Priscilla Zhao

Projects

Filming Interactions to Nurture Development

MathyAI: An LLM-based Educational Virtual Assistant Application for Elementary Math Education

In this research, we investigate the use of Large Language Models (LLMs) to support elementary math education. Specifically, we examined various methods of prompting an LLM, in this case GPT-3, to provide multi-step explanations for various math concepts covered in the elementary math curriculum from Khan Academy. We evaluated the effectiveness of these different prompting methods and used this information to develop MathyAI, a conversational virtual assistant for elementary math. Finally, we conducted initial user studies to assess the potential of MathyAI and identify areas for improvement. While our work relates to the use of LLMs for solving math problems, our primary focus was on the educational potential of these models.

Text Summarization for News

This project took a deep dive into the field of text summarization and specifically focused on news text. We compared and analyzed the difference between a frequency-based model and a Seq2Seq model quantitatively and qualitatively using ROUGE variants as our evaluation metrics. As expected, while the neural network-based Seq2Seq model performed better than the conventional frequency-based in news summarization, the frequency-based model has its merits.

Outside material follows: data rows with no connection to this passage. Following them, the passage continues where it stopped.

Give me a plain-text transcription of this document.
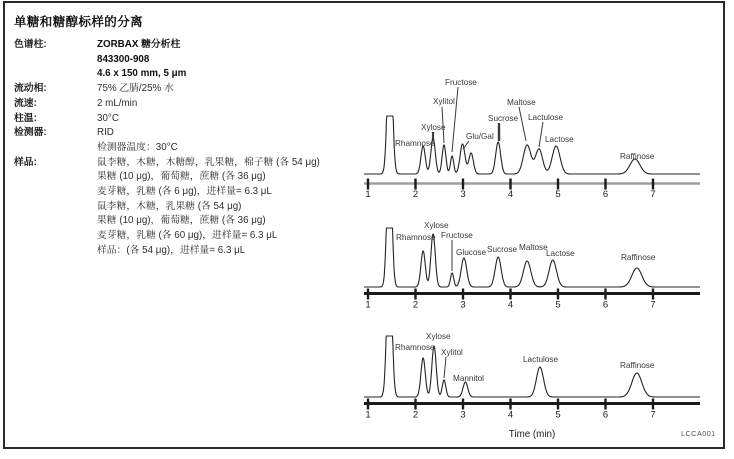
单糖和糖醇标样的分离
色谱柱:	ZORBAX 糖分析柱
843300-908
4.6 x 150 mm, 5 μm
流动相:	75% 乙腈/25% 水
流速:	2 mL/min
柱温:	30°C
检测器:	RID
检测器温度：30°C
样品:	鼠李糖，木糖，木糖醇，乳果糖，棉子糖 (各 54 μg)
果糖 (10 μg)，葡萄糖，蔗糖 (各 36 μg)
麦芽糖，乳糖 (各 6 μg)，进样量= 6.3 μL
鼠李糖，木糖，乳果糖 (各 54 μg)
果糖 (10 μg)，葡萄糖，蔗糖 (各 36 μg)
麦芽糖，乳糖 (各 60 μg)，进样量= 6.3 μL
样品：(各 54 μg)，进样量= 6.3 μL
1	2	3	4	5	6	7
Rhamnose
Xylose
Xylitol
Fructose
Glu/Gal
Sucrose
Maltose
Lactulose
Lactose
Raffinose
1	2	3	4	5	6	7
Rhamnose
Xylose
Fructose
Glucose Sucrose Maltose
Lactose	Raffinose
1	2	3	4	5	6	7
Time (min)
Rhamnose
Xylose
Xylitol
Mannitol
Lactulose
Raffinose
LCCA001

Our project would enrich the context of natural language understanding(NLU) by analyzing the recent news dataset and suggesting future researchers who are interested in studying news summarization try using a combination of an abstractive model and an extractive model.

Model Predictive Curiosity for Self-Supervised Dynamics Models

Our project was interested in learning infant self-play behavior, specifically how they learn about the physical dynamics of objects and environments around them through interaction and observation. We took inspiration from Model Predictive Control (MPC) and designed the model predictive curiosity (MPCu) paradigm. Then we set up NVIDIA’s IsaacGym physical simulation environment and Box2D environment. We generated 50000 training scenarios of a force being applied to a circle adjacent to a tower in a Box2D environment and trained a dynamics model to predict forward motion of circle, and a curiosity model to predict the loss in the dynamics model. We believe our framework MPCu is capable of directly optimizing for high curiosity action values and enriching forces that cause multi-object interactions.

Predicting Stackoverflow Post Answer Votes

Our project was interested in studying what factors make an answer on Stack Overflow popular. We used SQL to explore the stackoverflow dataset from BigQuery Public Dataset, analyzed the popularity of stack overflow’s answers based on its votes and other characteristics and then visualized the correlations. We found answer count, comment count and score to be the most influential features of the number of votes. Based on our data explorations, we fitted two models: logistic regression and boosted tree classifier to our data and both models resembled fair performance, boosted tree classifier provided predictions with higher quality in terms of accuracy, precision, and ROC-AUC across all three subsets of data: training, validation and testing.

Investigating the Association Between E-book Interactive Features and Learning Outcomes During Bilingual Shared Reading (AERA Poster)

We conducted a secondary analysis to examine the usage of two interactive e-book features, Multimedia Dictionary and Story Character Statements, and their association with children’s learning and reading motivation outcomes. We found that Story Character Statement hotspots with content congruent to the storyline are associated with lower story comprehension post-test scores and Multimedia Dictionary with content congruent to the story vocabulary but incongruent to the story associated with higher comprehension and retelling scores. These results challenged previous conclusions in the literature that the content of e-book design features has to align with the storyline to support children’s learning. In summary, our findings provided critical implications for future research on e-book design and learning.